WASHINGTON — The economy generated a net gain in jobs for the first time in five months in October, as businesses stepped up their painfully slow pace of hiring.
But the unemployment rate, measured by a separate survey of households, remained stuck at 9.6 percent for the third straight month.
Still, the job gains should give Americans a bit more income to spend, providing some support to the sluggish economy. That higher income, combined with the potential extension of the Bush tax cuts and the Federal Reserve's move earlier this week to push interest rates down, could help the economy pick up steam.
Economists welcomed the job figures, which showed much stronger job gains than Wall Street analysts had expected.
"This is not a gangbusters report but it is very important," said Carl Riccadonna, an economist at Deutsche Bank. "It shows us that the momentum in employment is building."
The Labor Department said Friday its survey of employers showed a net gain of 151,000 jobs last month, the first increase since May. Private employers hired 159,000 workers, the best since April.
Employers also extended the average work week to 34.3 hours, up by one-tenth. That increase boosts workers' incomes and provides fuel for more consumer spending, which drives about 70 percent of the economy.
The department also revised August and September's payroll figures higher. The private sector added 103,000 more jobs in those two months than previously estimated.
Average weekly paychecks rose to nearly $780, the report said, a gain of about 3.5 percent compared to a year earlier.

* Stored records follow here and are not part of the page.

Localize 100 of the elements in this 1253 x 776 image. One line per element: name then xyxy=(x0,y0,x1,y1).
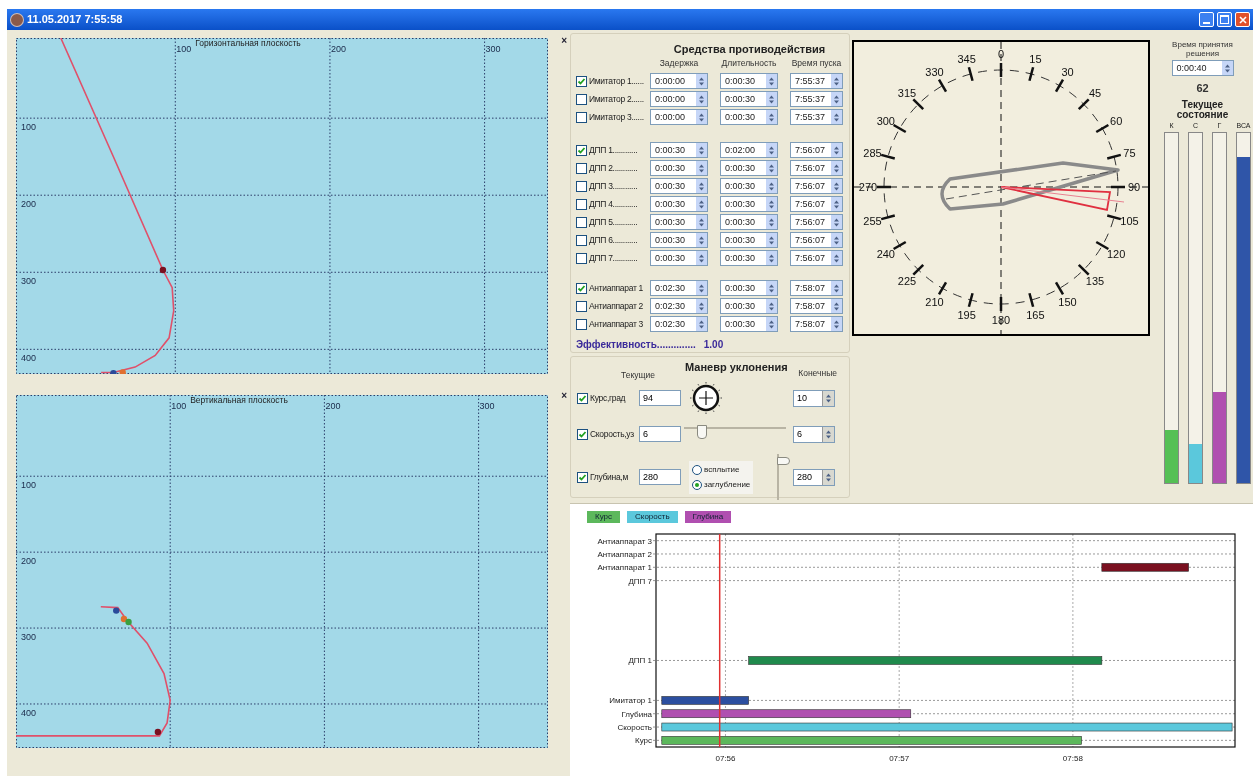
launch-time-spinbox[interactable]: 7:58:07 xyxy=(790,316,843,332)
launch-time-spinbox[interactable]: 7:56:07 xyxy=(790,232,843,248)
dial-label: 105 xyxy=(1120,215,1139,228)
final-value-spinbox[interactable]: 10 xyxy=(793,389,835,407)
duration-spinbox[interactable]: 0:00:30 xyxy=(720,178,778,194)
checkbox[interactable] xyxy=(576,144,587,156)
checkbox[interactable] xyxy=(577,471,588,483)
launch-time-spinbox[interactable]: 7:55:37 xyxy=(790,73,843,89)
checkbox[interactable] xyxy=(576,300,587,312)
check-icon xyxy=(577,76,586,86)
launch-time-spinbox[interactable]: 7:56:07 xyxy=(790,178,843,194)
launch-time-spinbox[interactable]: 7:55:37 xyxy=(790,109,843,125)
checkbox[interactable] xyxy=(576,198,587,210)
duration-spinbox[interactable]: 0:00:30 xyxy=(720,160,778,176)
checkbox[interactable] xyxy=(577,428,588,440)
depth-slider[interactable] xyxy=(777,454,791,500)
checkbox[interactable] xyxy=(576,234,587,246)
delay-spinbox[interactable]: 0:00:00 xyxy=(650,73,708,89)
axis-label: Скорость xyxy=(617,723,652,733)
close-button[interactable] xyxy=(1235,12,1250,27)
legend-item[interactable]: Скорость xyxy=(627,511,678,523)
checkbox[interactable] xyxy=(576,282,587,294)
launch-time-spinbox[interactable]: 7:56:07 xyxy=(790,142,843,158)
spin-arrows-icon xyxy=(833,180,840,192)
dial-label: 30 xyxy=(1061,65,1074,78)
dial-label: 120 xyxy=(1107,247,1126,260)
spin-arrows-icon xyxy=(768,252,775,264)
delay-spinbox[interactable]: 0:00:00 xyxy=(650,91,708,107)
duration-spinbox[interactable]: 0:00:30 xyxy=(720,232,778,248)
final-value-spinbox[interactable]: 6 xyxy=(793,425,835,443)
delay-spinbox[interactable]: 0:00:30 xyxy=(650,232,708,248)
checkbox[interactable] xyxy=(576,111,587,123)
current-value-field[interactable]: 6 xyxy=(639,426,681,442)
spin-arrows-icon xyxy=(833,216,840,228)
axis-label: 100 xyxy=(21,122,37,133)
checkbox[interactable] xyxy=(577,392,588,404)
spin-arrows-icon xyxy=(698,93,705,105)
delay-spinbox[interactable]: 0:00:30 xyxy=(650,196,708,212)
course-dial[interactable] xyxy=(689,381,723,415)
duration-spinbox[interactable]: 0:02:00 xyxy=(720,142,778,158)
column-header: Текущие xyxy=(621,369,655,383)
checkbox[interactable] xyxy=(576,180,587,192)
delay-spinbox[interactable]: 0:00:30 xyxy=(650,214,708,230)
current-value-field[interactable]: 94 xyxy=(639,390,681,406)
radio-label[interactable]: всплытие xyxy=(704,463,740,476)
checkbox[interactable] xyxy=(576,216,587,228)
radio-button[interactable] xyxy=(692,464,702,475)
delay-spinbox[interactable]: 0:02:30 xyxy=(650,316,708,332)
dial-label: 345 xyxy=(957,52,976,65)
launch-time-spinbox[interactable]: 7:55:37 xyxy=(790,91,843,107)
slider-thumb[interactable] xyxy=(777,456,790,465)
axis-label: 200 xyxy=(330,44,346,54)
duration-spinbox[interactable]: 0:00:30 xyxy=(720,280,778,296)
row-label: Антиаппарат 3 xyxy=(589,317,643,331)
legend-item[interactable]: Глубина xyxy=(684,511,732,523)
duration-spinbox[interactable]: 0:00:30 xyxy=(720,109,778,125)
spin-arrows-icon xyxy=(833,282,840,294)
slider-thumb[interactable] xyxy=(697,425,708,439)
radio-label[interactable]: заглубление xyxy=(704,478,751,491)
launch-time-spinbox[interactable]: 7:56:07 xyxy=(790,214,843,230)
checkbox[interactable] xyxy=(576,252,587,264)
delay-spinbox[interactable]: 0:00:30 xyxy=(650,178,708,194)
delay-spinbox[interactable]: 0:00:00 xyxy=(650,109,708,125)
duration-spinbox[interactable]: 0:00:30 xyxy=(720,298,778,314)
duration-spinbox[interactable]: 0:00:30 xyxy=(720,214,778,230)
launch-time-spinbox[interactable]: 7:56:07 xyxy=(790,160,843,176)
duration-spinbox[interactable]: 0:00:30 xyxy=(720,73,778,89)
close-button[interactable]: × xyxy=(561,36,567,46)
checkbox[interactable] xyxy=(576,162,587,174)
duration-spinbox[interactable]: 0:00:30 xyxy=(720,196,778,212)
duration-spinbox[interactable]: 0:00:30 xyxy=(720,250,778,266)
checkbox[interactable] xyxy=(576,93,587,105)
checkbox[interactable] xyxy=(576,318,587,330)
maximize-button[interactable] xyxy=(1217,12,1232,27)
delay-spinbox[interactable]: 0:02:30 xyxy=(650,298,708,314)
delay-spinbox[interactable]: 0:00:30 xyxy=(650,160,708,176)
launch-time-spinbox[interactable]: 7:58:07 xyxy=(790,280,843,296)
spin-arrows-icon xyxy=(698,180,705,192)
delay-spinbox[interactable]: 0:00:30 xyxy=(650,250,708,266)
launch-time-spinbox[interactable]: 7:56:07 xyxy=(790,196,843,212)
row-label: Глубина,м xyxy=(590,470,628,484)
legend-item[interactable]: Курс xyxy=(587,511,621,523)
duration-spinbox[interactable]: 0:00:30 xyxy=(720,316,778,332)
delay-spinbox[interactable]: 0:00:30 xyxy=(650,142,708,158)
spin-arrows-icon xyxy=(1223,62,1231,74)
decision-time-spinbox[interactable]: 0:00:40 xyxy=(1171,60,1234,76)
delay-spinbox[interactable]: 0:02:30 xyxy=(650,280,708,296)
radio-button[interactable] xyxy=(692,479,702,490)
spin-arrows-icon xyxy=(825,428,832,440)
spin-arrows-icon xyxy=(768,318,775,330)
minimize-button[interactable] xyxy=(1199,12,1214,27)
close-button[interactable]: × xyxy=(561,391,567,401)
dial-label: 60 xyxy=(1110,114,1123,127)
final-value-spinbox[interactable]: 280 xyxy=(793,468,835,486)
axis-label: Имитатор 1 xyxy=(609,696,652,706)
launch-time-spinbox[interactable]: 7:58:07 xyxy=(790,298,843,314)
current-value-field[interactable]: 280 xyxy=(639,469,681,485)
launch-time-spinbox[interactable]: 7:56:07 xyxy=(790,250,843,266)
duration-spinbox[interactable]: 0:00:30 xyxy=(720,91,778,107)
checkbox[interactable] xyxy=(576,75,587,87)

The 2001 and 2003 tax cuts, slated to expire at the end of this year, look more likely to be extended in the wake of Tuesday's election victories for Republicans, who favor making the cuts permanent. Republicans won a majority in the House and gained six seats in the Senate.
President Barack Obama has said the cuts should expire for the top 2 percent of income earners, while Republicans want to make them permanent for everyone. But earlier this week, White House spokesman Robert Gibbs said Obama was open to a temporary extension of all the cuts.
On Friday, Obama said he's "open to any idea, any proposal" that will help jumpstart the economy. He also said the country cannot afford two more years of partisan gridlock in Washington.
On Wednesday, the Federal Reserve announced a plan to buy $600 billion in Treasury bonds in an effort to accelerate economic growth. Those purchases are intended to lower interest rates on mortgages and other loans and spur more borrowing and spending.
Tom Porcelli, an economist at RBC Capital Markets, said the Fed's move will likely be more effective in an improving economy than a weak one.
That's because job gains and other signs of health will give consumers and businesses the confidence to take out more loans, make investments and hire. Without that extra confidence, borrowing won't increase as much even at lower interest rates.
So far this year, the economy has added 874,000 jobs and over a million in the private sector. But that comes after the nation lost more than 8 million jobs in 2008 and 2009.
And around 14.8 million people say they were unemployed, a figure that hasn't improved much since the beginning of the year.
Last month's job gains are still modest, given that the recession technically ended in June 2009, 16 months ago. Just a year after the steep 1981-1982 recession ended, employers were regularly adding more than 300,000 jobs a month.
It takes at least 150,000 net new jobs a month just to keep up with population growth.
October's job gains were concentrated in relatively few sectors: retailers added 27,900 positions, likely in preparation for the holiday season. Temporary agencies added 34,900. Restaurants and bars hired 24,400 people. And education and health care added 53,000 positions.
Government at all levels shed only 8,000 jobs, a much better showing than September's steep drop.
The construction industry added a small number of jobs, while the manufacturing sector shed 7,000 positions. Factory employment has been roughly unchanged since May.
The economy is growing, but at a weak pace. The Commerce Department said last month that gross domestic product, the broadest measure of the nation's output, increased by 2 percent in the July-September period. That isn't fast enough to encourage much hiring.